I am working with Ralph and we have been having a discussion on racism particularly as it relates the incidents around Cole Harbour High School (a Nova Scotia School which has received national attention for race related incidents). After the discussion he says "I would have to say that the Black students in our school are not having any of the kinds of problems that we are talking about here. There's no problems of racism at our school (located in rural Southwestern Nova Scotia)." (Field notes, 1998)

In my on-going work over the past six years with white educators, in largely rural Nova Scotia settings, I have rarely heard the problem of underachievement of African Nova Scotian and Mi'kmaw students framed as an issue of racism. Most often the problem is denied, as in the case of the second and third examples cited above. When statistical proof shows the problem of underachievement to be, in fact, tied to racial and cultural affiliation it is framed as an individual, family, community or cultural problem. Seldom have I heard the problem framed within the larger context of racism and rarely is the role that the school itself might play in such differential achievement by students examined in any critical fashion.

Locating myself in this work

Before I begin, I must locate myself in this work and think about the position from which I speak. I am a white, middle class, multidegreed, ablebodied, heterosexual female who grew up and completed public school and university in both rural and urban Nova Scotia. My Irish, Acadian and Scottish roots connect me to most of the province's most well-known icons. Bagpipes and Celtic music are familiar on my landscape. During my seventeen years of 'schooling' in Nova Scotia I was taught nothing of the history, language, culture or current events of the Mi'kmaw people, except for the rare paragraph in a Social Studies textbook which described their lives 500 years ago. I had managed never to set foot on any of the thirteen First Nations communities here. My only early images of "Mi'kmaw" were of people who sold 'clothesline props' in our small rural village or people who made pretty baskets for my dolls to sleep in. As was typical of most white Nova Scotians, I was familiar with a world that did not include Mi'kmaw people. Later, I became a teacher and headed to the Northwest Territories to teach, carrying with me a few pedagogical skills and an enormous amount of ignorance about Inuit or any other Aboriginal people, for that matter. I spent the next fifteen years' working in the Eastern Arctic region of what is currently Nunavut, as a teacher, consultant for inclusive education, school principal and teacher educator. My tenure in Nunavut coincided with a period of tremendous energy, struggle and excitement.
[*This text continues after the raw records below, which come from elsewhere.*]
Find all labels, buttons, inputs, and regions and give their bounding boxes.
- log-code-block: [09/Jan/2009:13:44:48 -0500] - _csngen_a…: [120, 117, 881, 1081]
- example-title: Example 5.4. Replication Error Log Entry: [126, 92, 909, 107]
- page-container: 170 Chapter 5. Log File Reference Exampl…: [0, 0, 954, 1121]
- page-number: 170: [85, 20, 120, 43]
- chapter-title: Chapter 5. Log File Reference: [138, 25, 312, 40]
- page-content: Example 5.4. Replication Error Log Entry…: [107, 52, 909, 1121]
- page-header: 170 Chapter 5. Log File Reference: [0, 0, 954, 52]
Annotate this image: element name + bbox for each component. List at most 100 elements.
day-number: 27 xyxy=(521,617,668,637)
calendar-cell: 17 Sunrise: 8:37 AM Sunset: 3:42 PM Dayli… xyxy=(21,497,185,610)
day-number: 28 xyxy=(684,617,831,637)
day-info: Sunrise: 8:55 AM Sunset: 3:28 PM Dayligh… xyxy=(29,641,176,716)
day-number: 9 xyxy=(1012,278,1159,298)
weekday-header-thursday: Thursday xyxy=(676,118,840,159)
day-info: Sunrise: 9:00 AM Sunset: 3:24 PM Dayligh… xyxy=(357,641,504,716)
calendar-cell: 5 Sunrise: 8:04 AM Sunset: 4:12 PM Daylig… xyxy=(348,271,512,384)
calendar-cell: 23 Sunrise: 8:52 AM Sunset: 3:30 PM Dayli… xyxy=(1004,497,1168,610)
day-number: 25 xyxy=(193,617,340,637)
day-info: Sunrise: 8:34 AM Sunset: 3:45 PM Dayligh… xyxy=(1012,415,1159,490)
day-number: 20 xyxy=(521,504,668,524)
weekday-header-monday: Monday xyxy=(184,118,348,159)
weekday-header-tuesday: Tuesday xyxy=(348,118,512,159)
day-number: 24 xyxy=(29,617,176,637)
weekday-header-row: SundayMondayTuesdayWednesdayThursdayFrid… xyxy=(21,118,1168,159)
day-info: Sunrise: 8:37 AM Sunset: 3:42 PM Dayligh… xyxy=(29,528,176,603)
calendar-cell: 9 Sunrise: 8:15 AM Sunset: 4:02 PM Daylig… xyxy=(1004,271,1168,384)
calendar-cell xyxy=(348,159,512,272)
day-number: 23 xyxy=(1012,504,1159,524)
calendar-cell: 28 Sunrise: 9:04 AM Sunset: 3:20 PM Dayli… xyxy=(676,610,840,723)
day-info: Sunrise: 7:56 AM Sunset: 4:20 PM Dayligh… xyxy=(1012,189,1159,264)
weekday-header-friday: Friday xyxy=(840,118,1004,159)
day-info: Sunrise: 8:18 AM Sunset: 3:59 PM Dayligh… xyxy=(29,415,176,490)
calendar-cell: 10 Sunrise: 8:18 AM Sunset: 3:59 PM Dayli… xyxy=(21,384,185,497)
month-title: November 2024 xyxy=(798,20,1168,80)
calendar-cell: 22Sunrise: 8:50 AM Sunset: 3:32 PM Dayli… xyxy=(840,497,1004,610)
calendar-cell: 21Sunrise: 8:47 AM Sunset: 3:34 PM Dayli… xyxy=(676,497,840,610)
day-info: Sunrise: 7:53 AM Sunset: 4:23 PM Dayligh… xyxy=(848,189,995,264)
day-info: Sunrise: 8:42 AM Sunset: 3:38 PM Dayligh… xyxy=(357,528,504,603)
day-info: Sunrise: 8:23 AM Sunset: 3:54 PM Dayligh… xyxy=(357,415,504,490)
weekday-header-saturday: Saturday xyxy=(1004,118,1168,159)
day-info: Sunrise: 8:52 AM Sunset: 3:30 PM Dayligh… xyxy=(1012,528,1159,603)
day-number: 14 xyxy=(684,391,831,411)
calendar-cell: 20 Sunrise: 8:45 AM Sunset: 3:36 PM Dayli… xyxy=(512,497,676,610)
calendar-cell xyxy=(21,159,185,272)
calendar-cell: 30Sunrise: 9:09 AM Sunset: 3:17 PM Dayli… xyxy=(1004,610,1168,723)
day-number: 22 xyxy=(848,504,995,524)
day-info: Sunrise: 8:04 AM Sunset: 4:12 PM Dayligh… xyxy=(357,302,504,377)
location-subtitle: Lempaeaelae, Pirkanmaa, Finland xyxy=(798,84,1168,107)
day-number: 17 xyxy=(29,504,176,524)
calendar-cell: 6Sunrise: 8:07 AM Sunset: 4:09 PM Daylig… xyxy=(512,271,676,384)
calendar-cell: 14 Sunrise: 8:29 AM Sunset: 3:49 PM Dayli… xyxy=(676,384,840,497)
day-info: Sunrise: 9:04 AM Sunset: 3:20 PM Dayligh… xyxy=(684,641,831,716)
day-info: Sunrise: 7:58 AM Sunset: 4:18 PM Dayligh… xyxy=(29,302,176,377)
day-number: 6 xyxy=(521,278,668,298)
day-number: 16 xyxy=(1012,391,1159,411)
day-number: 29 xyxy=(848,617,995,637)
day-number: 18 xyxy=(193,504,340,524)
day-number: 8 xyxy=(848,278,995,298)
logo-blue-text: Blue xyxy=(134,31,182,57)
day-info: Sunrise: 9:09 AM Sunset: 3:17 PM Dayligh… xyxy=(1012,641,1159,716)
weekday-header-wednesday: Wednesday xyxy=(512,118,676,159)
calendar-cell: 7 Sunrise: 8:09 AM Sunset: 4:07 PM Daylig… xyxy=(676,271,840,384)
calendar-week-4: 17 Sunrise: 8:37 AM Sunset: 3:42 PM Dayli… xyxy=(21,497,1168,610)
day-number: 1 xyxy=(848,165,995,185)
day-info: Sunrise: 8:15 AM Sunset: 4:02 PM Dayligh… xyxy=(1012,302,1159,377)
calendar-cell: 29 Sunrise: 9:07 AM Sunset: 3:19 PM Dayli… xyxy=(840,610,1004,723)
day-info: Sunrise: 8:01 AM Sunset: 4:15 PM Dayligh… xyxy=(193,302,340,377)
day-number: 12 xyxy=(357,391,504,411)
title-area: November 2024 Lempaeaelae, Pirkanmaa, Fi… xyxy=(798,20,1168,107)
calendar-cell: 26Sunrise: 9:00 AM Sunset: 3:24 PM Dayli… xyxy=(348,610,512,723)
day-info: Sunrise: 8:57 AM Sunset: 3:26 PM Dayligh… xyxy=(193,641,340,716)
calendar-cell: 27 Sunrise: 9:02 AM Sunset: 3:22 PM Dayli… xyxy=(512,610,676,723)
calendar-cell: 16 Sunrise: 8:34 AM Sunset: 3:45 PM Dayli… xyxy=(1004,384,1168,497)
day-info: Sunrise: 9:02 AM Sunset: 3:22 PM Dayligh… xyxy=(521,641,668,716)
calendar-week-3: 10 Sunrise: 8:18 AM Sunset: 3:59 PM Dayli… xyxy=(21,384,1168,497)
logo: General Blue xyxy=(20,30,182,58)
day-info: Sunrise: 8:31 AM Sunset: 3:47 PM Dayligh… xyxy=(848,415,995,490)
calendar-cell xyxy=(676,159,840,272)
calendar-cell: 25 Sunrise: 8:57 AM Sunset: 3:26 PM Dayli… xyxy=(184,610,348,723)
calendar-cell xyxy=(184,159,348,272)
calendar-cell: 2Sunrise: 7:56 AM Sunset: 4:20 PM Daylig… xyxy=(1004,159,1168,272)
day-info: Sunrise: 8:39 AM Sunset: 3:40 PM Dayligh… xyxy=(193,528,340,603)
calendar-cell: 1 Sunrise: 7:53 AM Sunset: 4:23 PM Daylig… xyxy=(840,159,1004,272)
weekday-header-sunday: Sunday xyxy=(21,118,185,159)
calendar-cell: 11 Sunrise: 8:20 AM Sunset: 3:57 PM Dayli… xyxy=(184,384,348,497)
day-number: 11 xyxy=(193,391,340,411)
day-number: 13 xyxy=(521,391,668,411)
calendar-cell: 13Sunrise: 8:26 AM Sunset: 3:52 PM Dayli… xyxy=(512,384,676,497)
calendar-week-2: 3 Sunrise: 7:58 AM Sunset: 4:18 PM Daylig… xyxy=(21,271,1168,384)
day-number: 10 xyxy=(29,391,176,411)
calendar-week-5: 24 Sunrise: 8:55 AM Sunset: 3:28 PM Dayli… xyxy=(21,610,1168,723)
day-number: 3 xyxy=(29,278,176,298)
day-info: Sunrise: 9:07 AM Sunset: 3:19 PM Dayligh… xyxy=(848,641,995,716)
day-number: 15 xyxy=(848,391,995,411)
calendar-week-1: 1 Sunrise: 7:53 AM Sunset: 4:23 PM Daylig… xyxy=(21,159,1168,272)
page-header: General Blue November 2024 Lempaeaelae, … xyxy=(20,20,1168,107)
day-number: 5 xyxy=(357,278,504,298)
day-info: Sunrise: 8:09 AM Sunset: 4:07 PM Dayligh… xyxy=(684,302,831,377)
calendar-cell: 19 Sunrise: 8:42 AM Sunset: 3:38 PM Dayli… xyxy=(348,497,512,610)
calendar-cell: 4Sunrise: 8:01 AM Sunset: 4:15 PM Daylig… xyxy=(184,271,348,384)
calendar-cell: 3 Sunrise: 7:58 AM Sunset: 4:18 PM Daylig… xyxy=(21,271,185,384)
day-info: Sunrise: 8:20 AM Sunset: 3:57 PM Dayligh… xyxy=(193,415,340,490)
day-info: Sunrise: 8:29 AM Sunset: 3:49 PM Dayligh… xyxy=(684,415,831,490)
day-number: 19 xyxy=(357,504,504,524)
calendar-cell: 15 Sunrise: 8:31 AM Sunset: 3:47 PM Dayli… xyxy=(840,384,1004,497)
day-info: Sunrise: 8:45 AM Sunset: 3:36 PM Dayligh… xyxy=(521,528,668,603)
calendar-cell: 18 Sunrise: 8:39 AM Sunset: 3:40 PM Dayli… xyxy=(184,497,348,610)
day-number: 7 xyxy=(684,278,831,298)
Learning, Tradition and Change, the findings of the Special Legislative Committee on Education (1982) for the (then) Northwest Territories, had just been published based on consultation with students, parents, teachers and elders. The report called for a major 'rethinking' and overhauling of the education system to make it more responsive to the needs of Dene and Inuit students. The Baffin region embraced Learning, Tradition and Change in probably the most serious fashion of all the Territories.